No sabiendo de dónde venía,
quise llamar a mi doncella, que dormía en una habitación contigua. Pero con
gran asombro me di cuenta de que, como si oprimiera mi pecho una horrible
pesadilla, estaba privada de la voz y no conseguía emitir el menor sonido. Al
mismo tiempo, a la luz de la lámpara, vi entrar al extranjero en mi aposento,
pese a estar cerrado sólidamente con doble puerta. Acercándoseme, me dijo que,
valiéndose de la virtud mágica de que estaba dotado, había producido aquella
hermosa música para mantenerme despierta, y ahora venía, sin que fuesen
obstáculo las cerraduras, a ofrecerme su corazón y su mano.
»Pero mi repugnancia por sus
artes diabólicas era tan grande que ni me digné contestarle. Permaneció él un
rato inmóvil, de pie, sin duda esperando una respuesta favorable; pero al ver
que yo persistía en mi silencio, me declaró, airado, que hallaría el medio de
vengarse y castigar mi soberbia, después de lo cual volvió a salir de la
estancia.
»Pasé la noche agitadísima,
sin poder conciliar el sueño hasta la madrugada. Al despertarme, corrí en busca de mi
hermano para contarle lo sucedido; pero no lo encontré en su habitación. Su
criado me dijo que, al apuntar el día había salido de caza con el forastero.
»Agitada por sombríos
presentimientos me vestí a toda prisa, mandé ensillar mi jaca y, seguida de un
criado, me dirigí al galope hacia el bosque. El caballo de mi criado tropezó y
se rompió una pata, por lo que el hombre no pudo acompañarme, mientras yo
proseguía mi ruta sin detenerme. A los pocos minutos vi al forastero, que se
dirigía hacia mí conduciendo un hermoso ciervo atado de una cuerda. Sintiendo
en mí pecho una ira irrefrenable, saqué una pistola y la disparé contra el
monstruo; pero la bala rebotó en su pecho y fue a herir la cabeza de mi jaca.
Caí al suelo, y el extranjero murmuró unas palabras que me dejaron sin sentido.
»Al volver en mí, encontréme
en esta fosa subterránea, encerrada en este ataúd de cristal. Volvió a
presentarse el brujo y me comunicó que mí hermano estaba transformado en
ciervo; mi palacio, reducido a miniatura, con todas sus dependencias, recluido
en esta arca de cristal, y mis gentes, convertidas en humo, aprisionadas en
frascos de vidrio. Si yo accedía a sus pretensiones, le sería facilísimo
volverlo todo a su estado primitivo. No tenía más que abrir los frascos y las
urnas, y todo recobraría su condición y forma naturales. Yo no le respondí,
como la vez anterior, y entonces él desapareció, dejándome en mi prisión, donde
quedé sumida en profundo sueño. Entre las visiones que pasaron por mi alma hubo
una, consoladora: la de un joven que venía a rescatarme.

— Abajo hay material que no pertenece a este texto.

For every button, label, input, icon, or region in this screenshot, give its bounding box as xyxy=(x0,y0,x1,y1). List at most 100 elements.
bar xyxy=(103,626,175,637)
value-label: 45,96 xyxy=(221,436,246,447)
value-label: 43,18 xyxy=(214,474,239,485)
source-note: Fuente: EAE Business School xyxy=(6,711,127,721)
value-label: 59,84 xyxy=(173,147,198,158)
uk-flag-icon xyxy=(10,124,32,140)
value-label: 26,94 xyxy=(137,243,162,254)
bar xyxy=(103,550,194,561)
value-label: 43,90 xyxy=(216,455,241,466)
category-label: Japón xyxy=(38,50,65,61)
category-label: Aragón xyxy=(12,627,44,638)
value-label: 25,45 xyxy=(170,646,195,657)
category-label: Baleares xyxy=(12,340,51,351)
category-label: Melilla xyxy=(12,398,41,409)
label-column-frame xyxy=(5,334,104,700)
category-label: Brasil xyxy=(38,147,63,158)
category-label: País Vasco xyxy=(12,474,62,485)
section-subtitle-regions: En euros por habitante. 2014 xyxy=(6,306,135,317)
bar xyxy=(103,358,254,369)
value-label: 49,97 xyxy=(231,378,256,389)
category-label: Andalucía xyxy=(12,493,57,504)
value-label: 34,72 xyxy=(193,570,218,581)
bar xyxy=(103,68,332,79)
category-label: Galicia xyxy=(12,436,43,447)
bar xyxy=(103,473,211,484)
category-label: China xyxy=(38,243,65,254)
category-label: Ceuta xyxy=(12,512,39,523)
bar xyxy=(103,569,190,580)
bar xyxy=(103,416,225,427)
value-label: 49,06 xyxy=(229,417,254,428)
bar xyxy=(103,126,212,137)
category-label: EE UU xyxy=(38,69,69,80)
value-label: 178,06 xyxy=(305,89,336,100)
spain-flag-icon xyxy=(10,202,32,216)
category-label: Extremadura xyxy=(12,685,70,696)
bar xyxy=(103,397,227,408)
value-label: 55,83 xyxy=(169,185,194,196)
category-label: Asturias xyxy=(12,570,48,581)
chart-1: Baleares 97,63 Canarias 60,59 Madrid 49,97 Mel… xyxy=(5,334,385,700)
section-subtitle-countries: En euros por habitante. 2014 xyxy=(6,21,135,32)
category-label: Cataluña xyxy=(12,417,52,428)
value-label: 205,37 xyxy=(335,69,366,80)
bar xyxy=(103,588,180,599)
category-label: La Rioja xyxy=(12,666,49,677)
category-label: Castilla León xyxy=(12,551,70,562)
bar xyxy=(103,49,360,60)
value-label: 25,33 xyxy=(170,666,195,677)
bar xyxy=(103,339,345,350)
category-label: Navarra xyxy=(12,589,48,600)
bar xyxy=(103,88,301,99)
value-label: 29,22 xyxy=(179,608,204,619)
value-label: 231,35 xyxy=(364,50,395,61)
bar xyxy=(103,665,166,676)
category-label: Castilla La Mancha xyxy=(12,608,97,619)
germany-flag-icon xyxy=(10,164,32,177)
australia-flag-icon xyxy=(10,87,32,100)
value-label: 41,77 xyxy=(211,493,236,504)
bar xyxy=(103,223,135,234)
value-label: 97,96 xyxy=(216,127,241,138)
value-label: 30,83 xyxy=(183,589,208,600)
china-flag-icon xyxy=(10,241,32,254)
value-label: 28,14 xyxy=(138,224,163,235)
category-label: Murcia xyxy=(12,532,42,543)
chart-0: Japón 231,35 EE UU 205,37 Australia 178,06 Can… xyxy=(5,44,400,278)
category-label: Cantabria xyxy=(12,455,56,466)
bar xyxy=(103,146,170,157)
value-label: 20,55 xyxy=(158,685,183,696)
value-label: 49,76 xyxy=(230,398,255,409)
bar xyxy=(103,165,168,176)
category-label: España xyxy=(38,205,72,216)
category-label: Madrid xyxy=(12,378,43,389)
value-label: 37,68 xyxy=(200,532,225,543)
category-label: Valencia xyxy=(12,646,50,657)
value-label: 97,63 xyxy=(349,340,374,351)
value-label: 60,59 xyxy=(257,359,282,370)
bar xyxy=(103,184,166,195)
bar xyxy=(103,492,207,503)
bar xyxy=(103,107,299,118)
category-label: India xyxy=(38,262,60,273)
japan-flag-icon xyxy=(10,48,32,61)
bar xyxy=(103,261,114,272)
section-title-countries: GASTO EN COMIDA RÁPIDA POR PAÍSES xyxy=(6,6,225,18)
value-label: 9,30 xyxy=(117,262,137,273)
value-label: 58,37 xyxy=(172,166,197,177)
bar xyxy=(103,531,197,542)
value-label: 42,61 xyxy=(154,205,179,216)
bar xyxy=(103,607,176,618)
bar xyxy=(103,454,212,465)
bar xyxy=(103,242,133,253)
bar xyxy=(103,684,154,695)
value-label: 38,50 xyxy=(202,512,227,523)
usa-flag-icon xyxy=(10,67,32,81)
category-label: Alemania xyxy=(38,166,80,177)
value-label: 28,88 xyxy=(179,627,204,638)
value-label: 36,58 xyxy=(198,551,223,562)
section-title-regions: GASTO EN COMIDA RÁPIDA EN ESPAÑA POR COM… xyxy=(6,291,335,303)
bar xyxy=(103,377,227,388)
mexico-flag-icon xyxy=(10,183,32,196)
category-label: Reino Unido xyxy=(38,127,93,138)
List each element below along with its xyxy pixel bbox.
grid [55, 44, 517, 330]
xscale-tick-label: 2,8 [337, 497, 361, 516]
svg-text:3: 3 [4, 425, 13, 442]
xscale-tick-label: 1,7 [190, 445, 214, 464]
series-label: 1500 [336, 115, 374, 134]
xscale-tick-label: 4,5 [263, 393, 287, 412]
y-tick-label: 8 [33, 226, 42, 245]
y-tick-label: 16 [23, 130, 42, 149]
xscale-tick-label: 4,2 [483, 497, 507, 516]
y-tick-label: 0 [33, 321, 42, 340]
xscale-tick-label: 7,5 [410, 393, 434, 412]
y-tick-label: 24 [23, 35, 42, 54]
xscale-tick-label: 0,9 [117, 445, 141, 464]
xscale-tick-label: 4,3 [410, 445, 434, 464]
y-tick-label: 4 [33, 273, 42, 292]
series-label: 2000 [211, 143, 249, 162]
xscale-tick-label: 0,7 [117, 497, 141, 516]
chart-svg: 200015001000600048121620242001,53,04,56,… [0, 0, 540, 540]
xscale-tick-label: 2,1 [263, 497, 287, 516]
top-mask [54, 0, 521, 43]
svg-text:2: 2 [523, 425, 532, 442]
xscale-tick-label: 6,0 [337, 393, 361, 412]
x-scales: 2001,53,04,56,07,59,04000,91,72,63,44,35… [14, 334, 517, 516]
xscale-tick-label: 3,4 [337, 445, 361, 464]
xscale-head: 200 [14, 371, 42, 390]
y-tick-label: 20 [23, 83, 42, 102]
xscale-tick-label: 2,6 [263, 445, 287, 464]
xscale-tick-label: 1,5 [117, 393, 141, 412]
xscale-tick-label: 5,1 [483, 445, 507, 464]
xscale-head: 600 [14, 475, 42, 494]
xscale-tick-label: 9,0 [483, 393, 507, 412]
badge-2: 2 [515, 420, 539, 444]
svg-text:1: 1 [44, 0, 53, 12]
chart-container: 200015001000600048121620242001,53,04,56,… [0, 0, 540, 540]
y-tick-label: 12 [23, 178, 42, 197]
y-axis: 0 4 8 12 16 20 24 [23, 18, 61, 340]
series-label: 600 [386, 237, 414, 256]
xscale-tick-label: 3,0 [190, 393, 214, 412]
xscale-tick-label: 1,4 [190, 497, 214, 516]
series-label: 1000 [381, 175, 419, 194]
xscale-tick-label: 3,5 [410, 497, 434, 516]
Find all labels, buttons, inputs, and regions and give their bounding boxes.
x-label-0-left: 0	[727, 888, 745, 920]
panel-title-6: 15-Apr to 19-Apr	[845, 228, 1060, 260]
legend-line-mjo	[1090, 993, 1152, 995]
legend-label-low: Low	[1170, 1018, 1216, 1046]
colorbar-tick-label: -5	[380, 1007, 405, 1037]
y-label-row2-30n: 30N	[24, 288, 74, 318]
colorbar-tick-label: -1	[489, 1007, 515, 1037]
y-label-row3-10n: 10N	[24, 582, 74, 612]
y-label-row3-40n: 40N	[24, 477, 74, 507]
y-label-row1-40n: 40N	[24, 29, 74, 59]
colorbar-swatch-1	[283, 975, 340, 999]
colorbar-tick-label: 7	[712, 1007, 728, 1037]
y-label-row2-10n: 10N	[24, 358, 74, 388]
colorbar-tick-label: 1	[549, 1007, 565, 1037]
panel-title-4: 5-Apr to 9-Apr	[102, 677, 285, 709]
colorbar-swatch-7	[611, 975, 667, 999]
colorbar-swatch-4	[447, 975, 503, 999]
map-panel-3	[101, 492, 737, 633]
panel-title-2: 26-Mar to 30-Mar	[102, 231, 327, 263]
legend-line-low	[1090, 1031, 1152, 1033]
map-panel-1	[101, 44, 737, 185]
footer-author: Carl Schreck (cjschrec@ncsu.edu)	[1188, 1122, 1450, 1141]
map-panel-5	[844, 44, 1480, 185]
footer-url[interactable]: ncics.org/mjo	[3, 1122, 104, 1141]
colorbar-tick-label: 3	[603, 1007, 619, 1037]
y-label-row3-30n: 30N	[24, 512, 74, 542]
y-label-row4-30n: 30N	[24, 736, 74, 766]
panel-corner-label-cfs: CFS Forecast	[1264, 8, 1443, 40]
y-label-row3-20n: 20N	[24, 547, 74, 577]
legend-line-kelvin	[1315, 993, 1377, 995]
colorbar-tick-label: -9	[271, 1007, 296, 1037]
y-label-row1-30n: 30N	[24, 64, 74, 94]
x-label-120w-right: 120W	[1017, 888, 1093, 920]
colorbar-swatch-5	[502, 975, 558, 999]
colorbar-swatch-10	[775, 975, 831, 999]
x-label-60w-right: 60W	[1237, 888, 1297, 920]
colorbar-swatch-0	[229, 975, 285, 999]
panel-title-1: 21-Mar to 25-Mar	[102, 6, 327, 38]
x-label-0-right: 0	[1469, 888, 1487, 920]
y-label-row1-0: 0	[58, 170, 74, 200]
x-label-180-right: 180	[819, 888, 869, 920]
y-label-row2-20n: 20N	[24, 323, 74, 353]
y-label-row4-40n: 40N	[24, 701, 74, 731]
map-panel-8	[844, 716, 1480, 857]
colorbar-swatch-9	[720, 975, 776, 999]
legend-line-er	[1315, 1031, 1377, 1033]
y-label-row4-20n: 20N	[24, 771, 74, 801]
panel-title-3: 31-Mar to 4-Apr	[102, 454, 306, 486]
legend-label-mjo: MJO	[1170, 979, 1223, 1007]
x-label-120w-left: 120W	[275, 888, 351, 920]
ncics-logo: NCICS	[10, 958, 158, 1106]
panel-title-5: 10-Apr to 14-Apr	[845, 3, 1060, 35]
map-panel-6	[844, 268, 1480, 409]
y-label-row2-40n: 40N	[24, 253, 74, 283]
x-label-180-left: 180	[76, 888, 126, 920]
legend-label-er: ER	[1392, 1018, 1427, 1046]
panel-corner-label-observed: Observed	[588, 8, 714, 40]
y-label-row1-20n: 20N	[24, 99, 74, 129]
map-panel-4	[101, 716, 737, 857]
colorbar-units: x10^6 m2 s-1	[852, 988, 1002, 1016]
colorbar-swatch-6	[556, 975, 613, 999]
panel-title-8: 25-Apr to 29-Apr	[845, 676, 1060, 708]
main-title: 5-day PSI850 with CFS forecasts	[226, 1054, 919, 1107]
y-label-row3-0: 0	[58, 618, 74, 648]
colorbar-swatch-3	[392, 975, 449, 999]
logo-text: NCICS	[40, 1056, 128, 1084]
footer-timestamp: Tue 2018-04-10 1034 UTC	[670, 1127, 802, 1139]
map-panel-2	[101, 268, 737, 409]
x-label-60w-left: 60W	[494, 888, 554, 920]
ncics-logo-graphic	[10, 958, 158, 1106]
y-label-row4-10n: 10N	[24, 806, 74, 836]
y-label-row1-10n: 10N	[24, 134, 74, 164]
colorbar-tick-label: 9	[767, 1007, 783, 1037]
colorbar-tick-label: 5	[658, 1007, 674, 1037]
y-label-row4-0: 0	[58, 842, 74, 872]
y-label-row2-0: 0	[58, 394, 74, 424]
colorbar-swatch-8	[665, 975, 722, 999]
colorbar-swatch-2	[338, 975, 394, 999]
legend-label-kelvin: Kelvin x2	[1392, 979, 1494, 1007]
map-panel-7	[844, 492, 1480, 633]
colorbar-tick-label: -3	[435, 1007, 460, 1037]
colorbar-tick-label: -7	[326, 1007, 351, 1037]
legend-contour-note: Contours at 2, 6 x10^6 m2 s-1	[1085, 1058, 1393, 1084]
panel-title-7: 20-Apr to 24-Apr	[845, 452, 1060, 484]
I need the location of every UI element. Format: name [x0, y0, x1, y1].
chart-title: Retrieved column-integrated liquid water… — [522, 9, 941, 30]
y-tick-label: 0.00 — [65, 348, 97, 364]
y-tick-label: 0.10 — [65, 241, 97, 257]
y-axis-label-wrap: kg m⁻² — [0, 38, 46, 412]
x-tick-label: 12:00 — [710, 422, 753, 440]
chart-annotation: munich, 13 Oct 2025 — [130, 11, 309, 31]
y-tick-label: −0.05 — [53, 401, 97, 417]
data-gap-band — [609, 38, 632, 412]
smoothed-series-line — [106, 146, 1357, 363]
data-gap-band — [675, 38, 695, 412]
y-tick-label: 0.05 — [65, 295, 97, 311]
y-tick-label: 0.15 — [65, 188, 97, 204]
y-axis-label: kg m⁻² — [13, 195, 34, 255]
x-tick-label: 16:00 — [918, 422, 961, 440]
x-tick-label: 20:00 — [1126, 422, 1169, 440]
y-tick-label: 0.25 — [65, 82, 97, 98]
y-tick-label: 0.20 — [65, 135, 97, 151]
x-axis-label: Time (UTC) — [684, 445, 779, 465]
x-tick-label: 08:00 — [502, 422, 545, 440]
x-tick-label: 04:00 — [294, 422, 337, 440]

Y hoy, al abrir los
ojos, te he visto, y, así, se ha trocado el sueño en realidad. Ayúdame ahora a
efectuar las demás cosas que sucedieron en mi sueño: lo primero es colocar
sobre aquella gran losa el arca de cristal que contiene mi palacio».
No bien gravitó, sobre la
piedra el peso del arca, empezó a elevarse, arrastrando a la doncella y al
mozo, y, por la abertura del techo, llegó a la superior, desde la cual les fue
fácil salir al aire libre. Allí, la muchacha abrió la tapa y fue maravilloso
presenciar cómo se agrandaban rápidamente el palacio, las casas y las
dependencias, hasta alcanzar sus dimensiones naturales. Volviendo luego a la
bóveda subterránea, cargaron sobre la piedra los frascos llenos de esencias y
vapores, y, en cuanto la doncella los hubo destapado, salieron de ellos el humo
azul, transformándose en personas vivientes, en quienes la condesita reconoció
a sus criados y servidores. Y su alegría llegó al colmo cuando el hermano, que,
siendo ciervo había dado muerte al brujo en figura de toro, se les presentó
viniendo del bosque. Aquel mismo día, la doncella, cumpliendo su promesa, dio
al venturoso sastre su mano ante el altar.